1 Purpose
2 Outline

Lecture 30: More Performance

1 Purpose

Explain how to get more detailed performance information

2 Outline

Last time, we learned how to measure the performance of code. This is a helpful start, but it doesn’t necessarily tell you how to make the code faster, if you have decided it needs to be faster!

Often, you can look at a given function and figure out a way to make it faster. But why should you spend time making one function faster (and more complicated, harder to read, etc) rather than another?

To figure out where the time is spent, we can’t just measure the whole program, we instead want to know relative time: what functions occupy how much time. Then we can focus our time on the actual places that will make the code faster, rather than spending time on parts that don’t matter.

Consider the following program:

(define (prime? n)
  (andmap identity
          (build-list n (lambda (i)
                          (if (< i 2)
                              (not (zero? (remainder n i))))))))
(define (count-occurrences lon x)
  (length (filter (lambda (y) (= y x)) lon)))
(define (is-bigger-than-100? n)
  (> n 100))
(define (pipeline lon)
  (apply +
         (map (lambda (x)
         (if (prime? x)
       (filter is-bigger-than-100?
               (map (lambda (x) (count-occurrences lon x)) lon)))))

We can time this as a whole, and figure out its pretty slow, testing on a list with 1000 and 10000 elements.

(require lsl/performance)
(visualize (build-list 2 (lambda (n) (build-list (expt 10 (+ n 3))
                                                 (lambda (_) (random 1000)))))


Now, the program includes two things that might be slow: a really naive primality test (divide by every number up to the number in question), and a count of occurrences over the whole list (making a computation O(n^2)). Which do you think takes more time? How much more?

We can speculate on this, and with practice, at least on simple cases like this, we might be able to get the answer correct, but on large systems with thousands of methods, any number of which might be initially written naively (as is often a good idea, if the code is easier to read), eyeballing it won’t work.
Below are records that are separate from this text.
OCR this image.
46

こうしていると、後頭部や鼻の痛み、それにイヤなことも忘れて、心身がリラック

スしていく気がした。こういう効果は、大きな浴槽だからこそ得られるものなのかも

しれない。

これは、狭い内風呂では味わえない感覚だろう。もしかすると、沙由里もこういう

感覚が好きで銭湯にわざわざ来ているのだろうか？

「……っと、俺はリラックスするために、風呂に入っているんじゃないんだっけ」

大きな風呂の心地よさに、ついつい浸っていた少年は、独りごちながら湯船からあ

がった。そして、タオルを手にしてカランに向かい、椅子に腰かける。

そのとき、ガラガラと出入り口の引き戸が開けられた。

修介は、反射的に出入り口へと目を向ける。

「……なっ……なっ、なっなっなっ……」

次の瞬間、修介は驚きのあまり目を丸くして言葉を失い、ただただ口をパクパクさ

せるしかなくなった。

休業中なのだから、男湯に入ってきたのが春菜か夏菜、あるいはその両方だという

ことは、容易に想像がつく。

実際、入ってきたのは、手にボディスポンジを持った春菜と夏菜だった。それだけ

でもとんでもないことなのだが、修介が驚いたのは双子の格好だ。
Instead, we can run a profiler. What a profiler does is sample periodically: there is a separate process running concurrently to the program, and every few milliseconds, it records the current "call stack": the call stack is the current function that is executing and the function it returns to, and the function that returns to, etc. If the program runs long enough, these samples can then be used to provide an idea of how much time is spent in which functions: if they show up in the sample a lot, then a lot of the time the program must have been there.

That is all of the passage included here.